A Serbian English teacher was "seized and deported" in June in Shenzhen, according to Xinhua, which reported the incident Friday.
The foreign teacher was deported for "taking drugs" and on "suspicion of working illegally," according to the Xinhua article, which also says the the Nanshan-based kindergarten staff reported their own teacher to the authorities. The drug involved was not named.
The unnamed Nanshan kindergarten is said to have about 80 students and only one foreign teacher after two other foreign employees resigned, including the 'headmaster' and 'teaching supervisor,' though it's not clear from the Xinhua report if that is as of June or currently.
The deportation may be symptomatic of a bigger issue, according to one industry insider.
Asking not to be named, the owner of a teaching agency said qualified foreign teachers have become hard to come by after China introduced stricter visa rules.
"This means that many schools – out of desperation for employees – are willing now to hire people they wouldn't have considered two years ago," said the insider. "He must have really pissed someone off to have his own school report him."
A 2015 Shenzhen Daily article, which was also written by the author of this article, cited sources estimating 80 percent of foreign teachers in the city weren't working on the correct visa.

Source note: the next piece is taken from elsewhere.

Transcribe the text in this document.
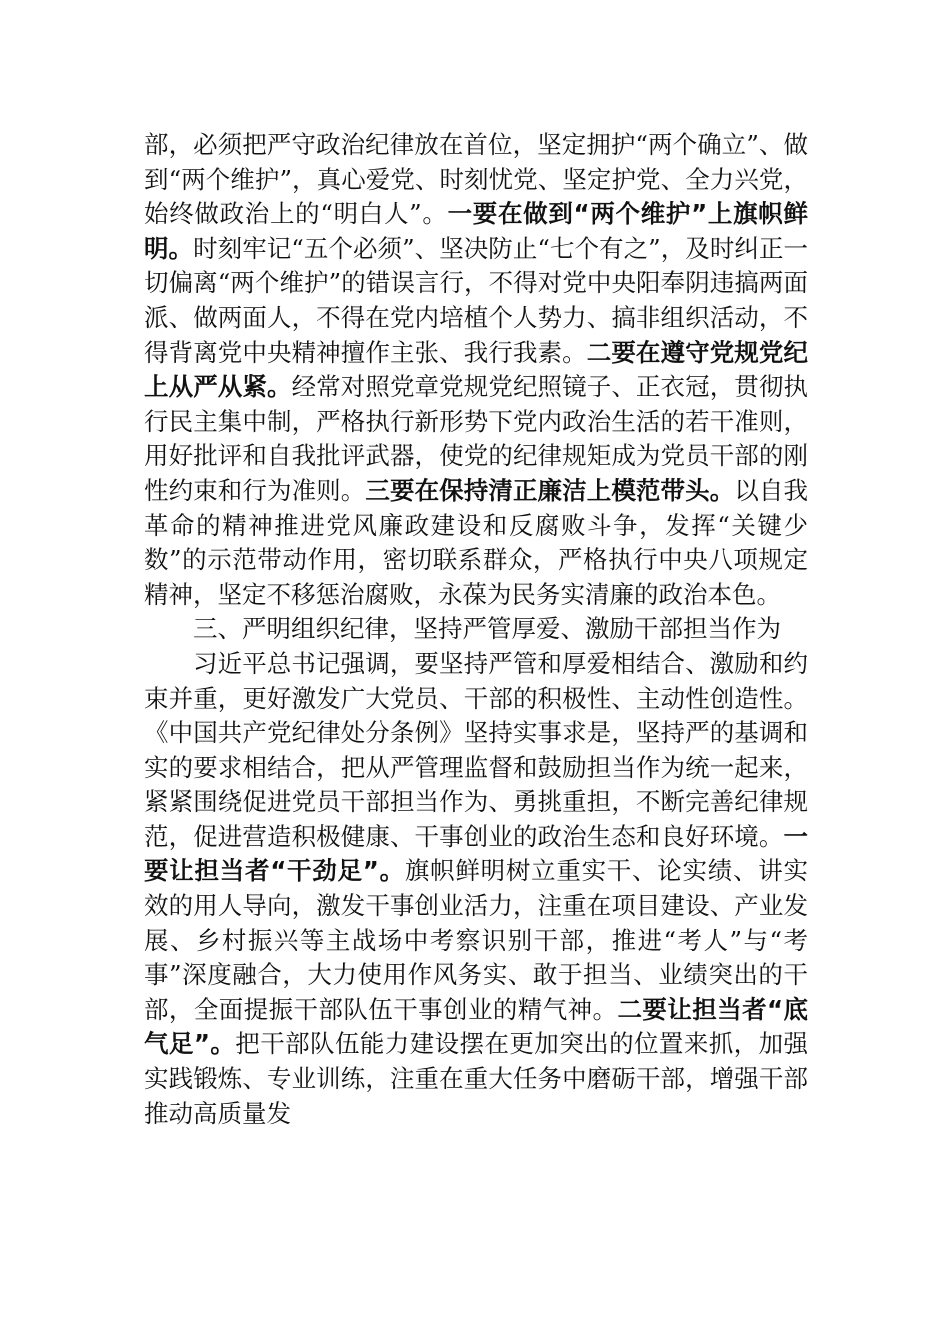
部，必须把严守政治纪律放在首位，坚定拥护“两个确立”、做到“两个维护”，真心爱党、时刻忧党、坚定护党、全力兴党，始终做政治上的“明白人”。一要在做到“两个维护”上旗帜鲜明。时刻牢记“五个必须”、坚决防止“七个有之”，及时纠正一切偏离“两个维护”的错误言行，不得对党中央阳奉阴违搞两面派、做两面人，不得在党内培植个人势力、搞非组织活动，不得背离党中央精神擅作主张、我行我素。二要在遵守党规党纪上从严从紧。经常对照党章党规党纪照镜子、正衣冠，贯彻执行民主集中制，严格执行新形势下党内政治生活的若干准则，用好批评和自我批评武器，使党的纪律规矩成为党员干部的刚性约束和行为准则。三要在保持清正廉洁上模范带头。以自我革命的精神推进党风廉政建设和反腐败斗争，发挥“关键少数”的示范带动作用，密切联系群众，严格执行中央八项规定精神，坚定不移惩治腐败，永葆为民务实清廉的政治本色。

三、严明组织纪律，坚持严管厚爱、激励干部担当作为

习近平总书记强调，要坚持严管和厚爱相结合、激励和约束并重，更好激发广大党员、干部的积极性、主动性创造性。《中国共产党纪律处分条例》坚持实事求是，坚持严的基调和实的要求相结合，把从严管理监督和鼓励担当作为统一起来，紧紧围绕促进党员干部担当作为、勇挑重担，不断完善纪律规范，促进营造积极健康、干事创业的政治生态和良好环境。一要让担当者“干劲足”。旗帜鲜明树立重实干、论实绩、讲实效的用人导向，激发干事创业活力，注重在项目建设、产业发展、乡村振兴等主战场中考察识别干部，推进“考人”与“考事”深度融合，大力使用作风务实、敢于担当、业绩突出的干部，全面提振干部队伍干事创业的精气神。二要让担当者“底气足”。把干部队伍能力建设摆在更加突出的位置来抓，加强实践锻炼、专业训练，注重在重大任务中磨砺干部，增强干部推动高质量发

Legally employed teachers work on a residence permit, but, with the encouragement of training centers, many work on business visas, which are valid for up to 10 years.
Business visas require regular trips outside of mainland China, but at Shenzhen's Futian Checkpoint it takes about 30 minutes to pass into Hong Kong and back into the mainland, technically 'entering and exiting.'
Updates to China visa policy sometimes go unannounced online, with new work-visa policies implemented in mid-2017, according to consulting agency INS.